The Roman Empire is a classic example. World economic systems also represent integral associations, including different countries and territories, but they do not have a central political power. A vivid example of such an association is the system of payment of tribute in China during the period of the Empire. In return for the gold, grain, animals and other commodities they collected each year, the Chinese allowed small, relatively weak peoples to manage their affairs at their own discretion.

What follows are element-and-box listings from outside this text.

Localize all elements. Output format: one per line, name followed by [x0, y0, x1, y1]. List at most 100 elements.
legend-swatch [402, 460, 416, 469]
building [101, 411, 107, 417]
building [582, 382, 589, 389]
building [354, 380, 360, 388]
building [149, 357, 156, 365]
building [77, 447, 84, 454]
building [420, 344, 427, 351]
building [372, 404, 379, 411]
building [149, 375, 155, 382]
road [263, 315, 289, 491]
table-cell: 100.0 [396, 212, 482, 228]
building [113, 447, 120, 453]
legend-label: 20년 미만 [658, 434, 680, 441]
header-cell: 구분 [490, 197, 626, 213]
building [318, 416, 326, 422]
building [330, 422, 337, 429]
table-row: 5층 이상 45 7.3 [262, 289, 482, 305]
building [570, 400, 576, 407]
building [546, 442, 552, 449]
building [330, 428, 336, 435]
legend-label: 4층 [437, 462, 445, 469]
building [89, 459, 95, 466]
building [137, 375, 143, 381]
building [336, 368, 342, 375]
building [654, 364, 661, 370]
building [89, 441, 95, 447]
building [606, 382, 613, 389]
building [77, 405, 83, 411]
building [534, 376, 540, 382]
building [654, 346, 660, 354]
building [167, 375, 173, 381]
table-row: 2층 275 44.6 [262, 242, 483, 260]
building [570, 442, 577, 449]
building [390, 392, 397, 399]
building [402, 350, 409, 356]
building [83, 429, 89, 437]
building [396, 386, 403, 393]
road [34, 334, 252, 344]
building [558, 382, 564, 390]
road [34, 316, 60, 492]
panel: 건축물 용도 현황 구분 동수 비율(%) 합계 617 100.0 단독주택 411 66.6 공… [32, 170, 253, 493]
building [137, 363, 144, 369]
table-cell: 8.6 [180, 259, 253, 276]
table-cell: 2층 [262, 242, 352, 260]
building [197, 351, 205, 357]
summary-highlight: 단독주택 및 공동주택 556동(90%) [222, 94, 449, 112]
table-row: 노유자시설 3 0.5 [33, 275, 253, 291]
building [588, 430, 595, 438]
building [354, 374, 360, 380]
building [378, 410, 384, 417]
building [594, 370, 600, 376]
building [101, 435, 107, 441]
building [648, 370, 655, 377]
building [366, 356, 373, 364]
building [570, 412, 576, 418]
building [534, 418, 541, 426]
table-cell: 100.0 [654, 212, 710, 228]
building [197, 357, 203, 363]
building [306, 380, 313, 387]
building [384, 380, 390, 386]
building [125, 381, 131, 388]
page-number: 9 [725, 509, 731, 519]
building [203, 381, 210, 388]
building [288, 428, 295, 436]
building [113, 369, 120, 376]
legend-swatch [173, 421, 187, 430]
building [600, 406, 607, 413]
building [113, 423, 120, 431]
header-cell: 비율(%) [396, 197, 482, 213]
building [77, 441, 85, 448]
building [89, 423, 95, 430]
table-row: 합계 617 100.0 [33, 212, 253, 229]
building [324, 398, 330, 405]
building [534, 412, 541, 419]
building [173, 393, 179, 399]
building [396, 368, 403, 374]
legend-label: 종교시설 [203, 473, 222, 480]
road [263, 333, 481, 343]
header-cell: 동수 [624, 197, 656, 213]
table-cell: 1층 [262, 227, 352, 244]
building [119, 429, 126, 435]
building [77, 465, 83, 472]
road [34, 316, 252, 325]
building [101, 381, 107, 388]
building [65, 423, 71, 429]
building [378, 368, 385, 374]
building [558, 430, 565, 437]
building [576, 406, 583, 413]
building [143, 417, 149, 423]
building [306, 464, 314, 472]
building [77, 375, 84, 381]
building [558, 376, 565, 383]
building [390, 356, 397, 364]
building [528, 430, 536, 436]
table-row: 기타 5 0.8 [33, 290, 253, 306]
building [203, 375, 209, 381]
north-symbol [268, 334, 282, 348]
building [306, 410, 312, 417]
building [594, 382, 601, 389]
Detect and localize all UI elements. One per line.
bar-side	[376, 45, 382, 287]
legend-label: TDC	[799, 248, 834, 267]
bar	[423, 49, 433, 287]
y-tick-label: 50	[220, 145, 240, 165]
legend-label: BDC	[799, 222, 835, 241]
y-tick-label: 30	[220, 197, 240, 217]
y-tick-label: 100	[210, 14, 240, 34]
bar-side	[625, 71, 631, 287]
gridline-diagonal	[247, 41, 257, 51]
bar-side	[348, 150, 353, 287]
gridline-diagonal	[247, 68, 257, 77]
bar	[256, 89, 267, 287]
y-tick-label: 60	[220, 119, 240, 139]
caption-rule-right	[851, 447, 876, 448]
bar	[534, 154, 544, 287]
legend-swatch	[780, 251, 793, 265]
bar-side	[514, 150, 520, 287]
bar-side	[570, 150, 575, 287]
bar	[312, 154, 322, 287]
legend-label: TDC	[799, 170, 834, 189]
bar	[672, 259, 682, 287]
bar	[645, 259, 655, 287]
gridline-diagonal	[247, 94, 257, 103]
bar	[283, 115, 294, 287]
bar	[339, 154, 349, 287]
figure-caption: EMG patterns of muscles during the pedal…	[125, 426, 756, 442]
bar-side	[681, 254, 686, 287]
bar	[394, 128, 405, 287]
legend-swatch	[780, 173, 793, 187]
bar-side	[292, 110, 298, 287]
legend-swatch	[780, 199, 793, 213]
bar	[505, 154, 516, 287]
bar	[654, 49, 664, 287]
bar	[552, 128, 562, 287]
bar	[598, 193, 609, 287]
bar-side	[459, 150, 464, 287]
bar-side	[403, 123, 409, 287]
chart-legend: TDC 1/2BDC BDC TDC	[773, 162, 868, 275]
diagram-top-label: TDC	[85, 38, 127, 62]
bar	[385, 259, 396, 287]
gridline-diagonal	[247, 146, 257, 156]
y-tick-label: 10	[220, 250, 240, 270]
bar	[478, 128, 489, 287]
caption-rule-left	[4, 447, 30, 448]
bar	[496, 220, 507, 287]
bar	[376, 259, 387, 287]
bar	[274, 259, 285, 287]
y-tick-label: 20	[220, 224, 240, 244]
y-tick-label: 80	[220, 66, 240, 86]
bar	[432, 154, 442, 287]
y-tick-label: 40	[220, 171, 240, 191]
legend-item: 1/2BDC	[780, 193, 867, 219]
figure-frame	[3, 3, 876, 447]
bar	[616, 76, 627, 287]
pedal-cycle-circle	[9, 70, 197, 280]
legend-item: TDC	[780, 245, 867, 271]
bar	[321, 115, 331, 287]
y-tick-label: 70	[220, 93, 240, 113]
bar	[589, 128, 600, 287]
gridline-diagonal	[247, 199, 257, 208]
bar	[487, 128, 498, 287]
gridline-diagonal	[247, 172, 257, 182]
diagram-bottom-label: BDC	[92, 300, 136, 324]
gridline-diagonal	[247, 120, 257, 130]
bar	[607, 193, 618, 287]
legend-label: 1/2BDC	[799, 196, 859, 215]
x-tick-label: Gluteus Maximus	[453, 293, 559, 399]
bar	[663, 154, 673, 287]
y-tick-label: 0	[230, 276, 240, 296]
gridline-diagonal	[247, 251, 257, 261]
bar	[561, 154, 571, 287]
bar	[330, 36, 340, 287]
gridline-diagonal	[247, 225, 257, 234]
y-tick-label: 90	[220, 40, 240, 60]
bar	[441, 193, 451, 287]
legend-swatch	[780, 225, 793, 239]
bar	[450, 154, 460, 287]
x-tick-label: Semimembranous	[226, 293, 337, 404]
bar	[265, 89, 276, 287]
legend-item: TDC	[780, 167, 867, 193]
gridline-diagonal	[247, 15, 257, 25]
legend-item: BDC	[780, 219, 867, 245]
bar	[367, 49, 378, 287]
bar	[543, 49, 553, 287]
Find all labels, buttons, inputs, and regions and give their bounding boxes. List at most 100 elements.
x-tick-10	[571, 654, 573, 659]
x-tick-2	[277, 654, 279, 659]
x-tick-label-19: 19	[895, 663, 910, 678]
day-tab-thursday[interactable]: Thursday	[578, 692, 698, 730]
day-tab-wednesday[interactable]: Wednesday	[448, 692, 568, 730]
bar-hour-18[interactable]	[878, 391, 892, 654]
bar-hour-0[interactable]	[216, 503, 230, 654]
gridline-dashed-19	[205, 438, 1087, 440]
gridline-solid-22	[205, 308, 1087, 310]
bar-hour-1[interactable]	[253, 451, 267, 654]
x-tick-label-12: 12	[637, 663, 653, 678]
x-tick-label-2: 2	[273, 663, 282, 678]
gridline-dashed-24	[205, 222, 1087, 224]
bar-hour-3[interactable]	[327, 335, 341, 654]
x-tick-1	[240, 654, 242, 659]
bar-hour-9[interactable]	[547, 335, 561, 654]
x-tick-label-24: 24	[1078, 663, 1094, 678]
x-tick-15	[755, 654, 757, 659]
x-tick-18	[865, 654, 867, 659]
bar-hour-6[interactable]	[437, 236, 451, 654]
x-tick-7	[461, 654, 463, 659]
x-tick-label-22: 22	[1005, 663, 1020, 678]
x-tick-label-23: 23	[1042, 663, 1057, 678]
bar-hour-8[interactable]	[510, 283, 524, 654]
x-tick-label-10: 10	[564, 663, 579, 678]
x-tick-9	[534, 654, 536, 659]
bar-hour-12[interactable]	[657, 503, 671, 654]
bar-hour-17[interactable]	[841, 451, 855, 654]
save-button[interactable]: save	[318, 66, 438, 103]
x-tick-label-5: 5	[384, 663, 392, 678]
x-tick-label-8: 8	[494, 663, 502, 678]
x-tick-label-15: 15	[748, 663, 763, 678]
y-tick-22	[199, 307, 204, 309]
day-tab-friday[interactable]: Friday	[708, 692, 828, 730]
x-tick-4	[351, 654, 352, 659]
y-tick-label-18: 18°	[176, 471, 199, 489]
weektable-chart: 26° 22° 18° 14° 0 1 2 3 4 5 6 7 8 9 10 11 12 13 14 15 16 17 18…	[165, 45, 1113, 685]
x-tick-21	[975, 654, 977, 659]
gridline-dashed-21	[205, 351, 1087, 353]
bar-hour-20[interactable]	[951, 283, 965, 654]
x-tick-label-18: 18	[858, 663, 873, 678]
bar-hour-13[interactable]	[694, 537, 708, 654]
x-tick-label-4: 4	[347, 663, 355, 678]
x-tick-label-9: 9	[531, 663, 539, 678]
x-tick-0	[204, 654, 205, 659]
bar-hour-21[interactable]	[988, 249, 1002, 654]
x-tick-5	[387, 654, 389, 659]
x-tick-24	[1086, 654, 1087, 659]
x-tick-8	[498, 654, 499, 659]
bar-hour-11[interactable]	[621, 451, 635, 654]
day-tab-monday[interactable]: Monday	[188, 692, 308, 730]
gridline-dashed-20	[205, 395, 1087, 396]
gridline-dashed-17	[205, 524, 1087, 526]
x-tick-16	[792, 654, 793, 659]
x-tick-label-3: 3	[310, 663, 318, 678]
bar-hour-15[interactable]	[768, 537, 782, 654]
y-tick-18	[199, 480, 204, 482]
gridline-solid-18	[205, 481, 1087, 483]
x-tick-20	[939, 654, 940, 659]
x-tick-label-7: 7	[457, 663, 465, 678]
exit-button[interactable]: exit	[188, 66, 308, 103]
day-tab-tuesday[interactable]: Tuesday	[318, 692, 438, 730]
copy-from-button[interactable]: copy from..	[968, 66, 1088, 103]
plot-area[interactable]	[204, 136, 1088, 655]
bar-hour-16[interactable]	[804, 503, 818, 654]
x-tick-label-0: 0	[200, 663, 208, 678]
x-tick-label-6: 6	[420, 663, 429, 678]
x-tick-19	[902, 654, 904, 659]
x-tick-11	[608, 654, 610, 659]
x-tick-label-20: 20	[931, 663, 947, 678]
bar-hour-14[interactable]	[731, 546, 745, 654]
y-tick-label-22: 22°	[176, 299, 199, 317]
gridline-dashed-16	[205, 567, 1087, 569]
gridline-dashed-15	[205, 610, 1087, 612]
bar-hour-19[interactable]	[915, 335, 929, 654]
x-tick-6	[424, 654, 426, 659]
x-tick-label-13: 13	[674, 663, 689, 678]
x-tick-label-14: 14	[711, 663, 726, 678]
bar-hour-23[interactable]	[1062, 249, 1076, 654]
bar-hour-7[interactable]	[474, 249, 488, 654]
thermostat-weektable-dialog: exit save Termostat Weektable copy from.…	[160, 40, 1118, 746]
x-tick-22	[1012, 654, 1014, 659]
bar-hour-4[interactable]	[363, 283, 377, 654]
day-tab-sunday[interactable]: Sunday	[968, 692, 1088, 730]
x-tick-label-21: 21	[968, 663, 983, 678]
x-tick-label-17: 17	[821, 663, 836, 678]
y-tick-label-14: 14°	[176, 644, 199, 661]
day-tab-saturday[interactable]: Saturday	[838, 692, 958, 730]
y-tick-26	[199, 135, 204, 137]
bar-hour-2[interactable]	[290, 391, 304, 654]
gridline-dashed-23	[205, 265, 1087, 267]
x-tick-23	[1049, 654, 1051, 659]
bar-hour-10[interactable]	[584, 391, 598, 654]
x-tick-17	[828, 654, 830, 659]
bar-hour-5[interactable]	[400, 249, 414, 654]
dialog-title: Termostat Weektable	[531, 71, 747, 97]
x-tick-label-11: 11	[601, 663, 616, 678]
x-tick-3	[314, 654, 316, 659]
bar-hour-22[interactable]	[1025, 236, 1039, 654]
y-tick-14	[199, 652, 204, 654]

Historically, most of the world’s economic systems have been unstable. They collapsed or transformed into world empires. However, Wallerstein emphasizes that one of the world’s economic systems – modern capitalism has been preserved for 500 years, without turning into a world empire. In fact, modern capitalism has turned to great benefit the absence of central political power. The fact that transnational corporations are beyond the control of a single government allows them to freely transfer funds across state borders regardless of adverse national policies.
According to Wallerstein’s theory, world economic systems include central states, as well as peripheral and semi-peripheral regions. Central states largely govern peripheral regions, while semi-peripheral regions serve as a buffer in many complex aspects. At the same time, the central states are constantly fighting each other. The competition between them became possible precisely because of the absence of any central organization that leads the capitalist economy.
Although the dependence theory lives among the intellectuals of the left wing, it was undermined by one large-scale phenomenon, which it can hardly explain. This is the example of dependency theory when a phenomenal economic growth in South Korea, Taiwan, Hong Kong, Singapore, Malaysia, and Thailand was observed. After the war, almost all these countries consciously recoiled from the import substitution policy that swept the whole of Latin America, and instead focused on economic development on the basis of exports with a great sense of purpose, deliberately tying themselves to foreign markets and capital through relations with transnational corporations. Moreover, it can not be argued that these countries had an unfair advantage at the start because of the abundance of natural resources or the capital accumulated in the past: unlike the oil-rich countries of the Middle East or certain types of raw materials of the countries of South America, they entered into competition without having anything, except the human capital of its own population.
Thus, the dependence theory can trace its intellectual heritage to the lengthy debates about free trade, various forms of protectionism, economic nationalism, as well as the problems of imperialism and colonialism. Critics of the theory of dependence argue that it underestimates the factor of the elite and the specifics of the local economy, these criticisms mainly point to the role played by corruption or the lack of a culture of commercial competition as the chronic backwardness of these countries. Nevertheless, the importance of dependency theory lies in the fact that it allows researchers to look at the issue the two opposite perspectives and develop the most beneficial way of making improvements.